First, big-O. As i've talked about elsewhere, it's worth remembering the definition of big O, which is that some function g(n) is said to be O(f(n)) when there exists a constant k for which g(n)kf(n). What the constant does is lets you ignore the little details in favor of the important part. As everyone has noted, memcpy of n bytes will be O(n) in most any normal architecture, because no matter what you have to move those n bytes, one chunk at a time. So, a first, naive implementation of memcpy in C could be written

unsigned char *
memcpy(unsigned char * s1, unsigned char * s2, long size){
    long ix;
    for(ix=0; ix < size; ix++)
        s1[ix] = s2[ix];
    return s1;
}

This is in fact O(n), and might make you wonder why we even bother with a library routine. however, the thing about the libc functions is that they are the place where platform-specific utilities get written; if you want to optimize for the architecture, this is one of the places you can do it.
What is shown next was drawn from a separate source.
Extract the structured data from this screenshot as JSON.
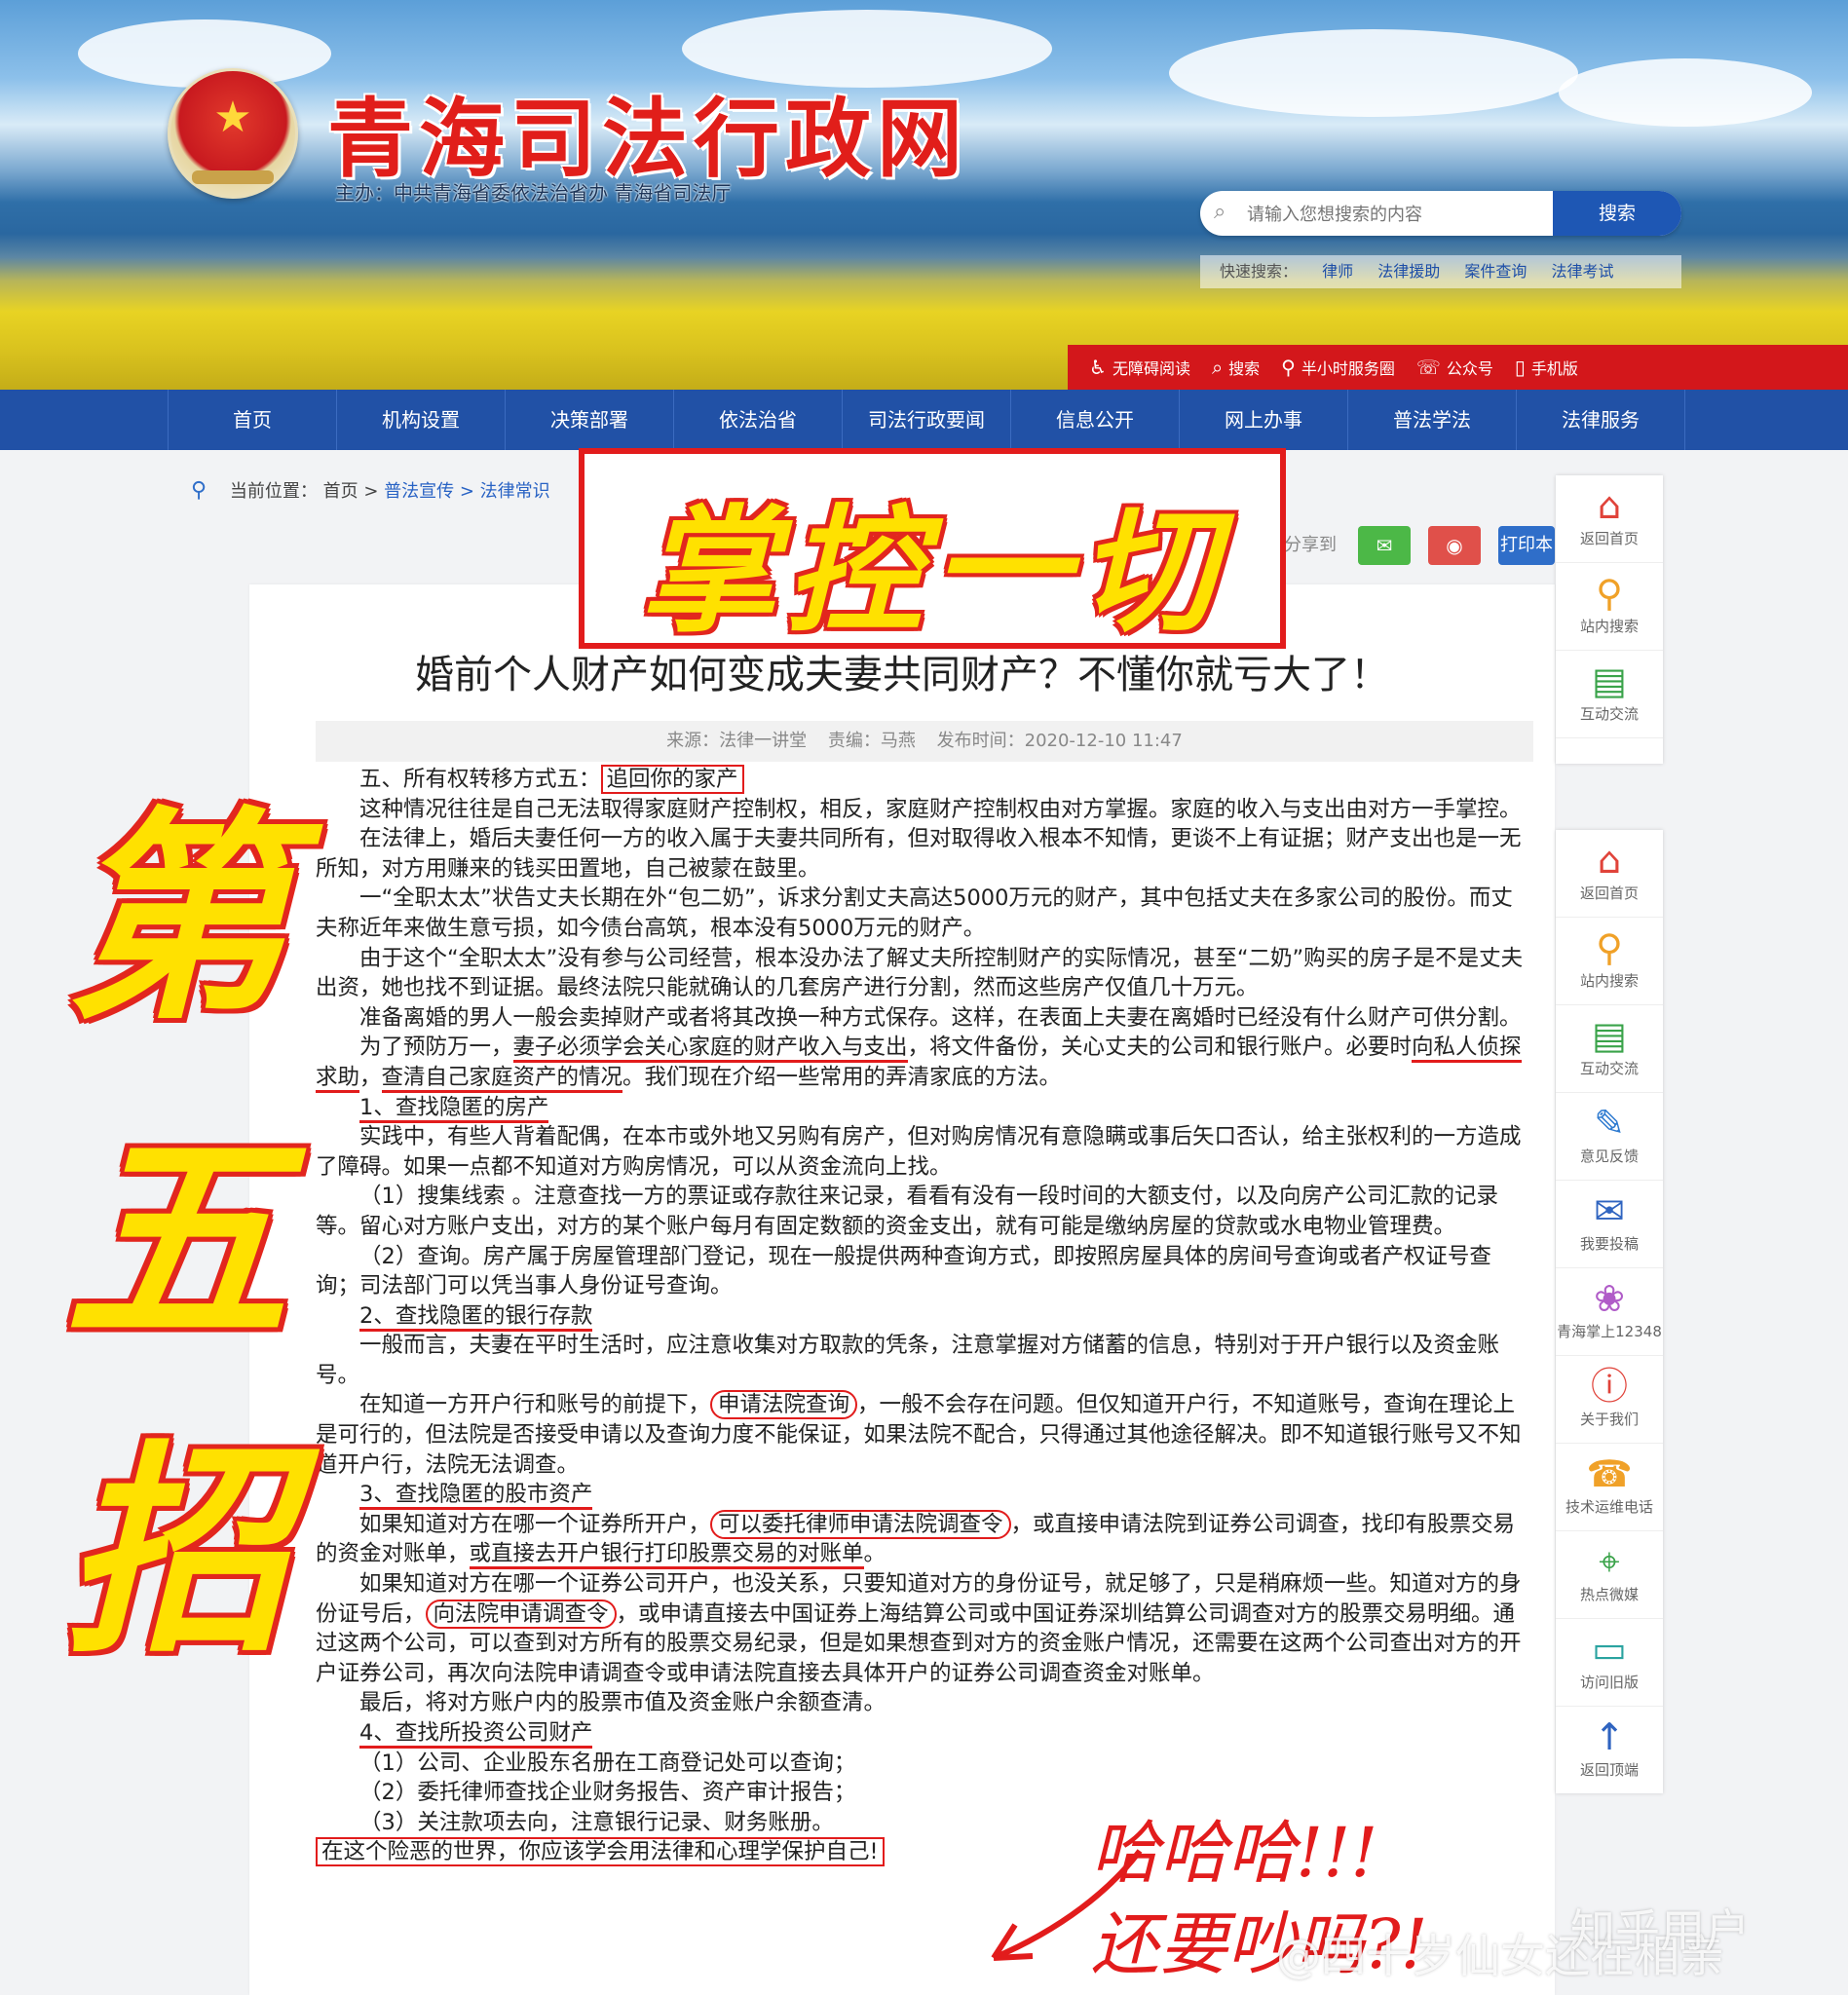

So, depending on the architecture, there may be a more efficient implementation options; for example, in the IBM 360 archiecture, there is a MOVL instruction that moves data is big chunks using very highly optimized microcode. So in place of that loop, a 360 implementation of memcpy might instead look something like

LR 3,S1      LOAD S1 ADDR in Register 3
LR 4,S2      
MOVL 3,4,SIZE

(No guarantees that's exactly right 360 code by the way, but it'll serve for an illustration.) This implementation looks like instead of doing n steps around the loop as the C code did, it just executes 3 instructions.

What really happens, though, is that it's executing O(n) micro instructions under the covers. What's different between the two is the constant k; because the microcode is much faster, and because there's only three decode steps on the instructions, it is dramatically faster than the naive version, but it's still O(n) -- it's just the constant is smaller.

And that's why you can make good use of memcpy -- it's not asymptotically faster, but the implementation is as fast as someone could make it on that particular architecture.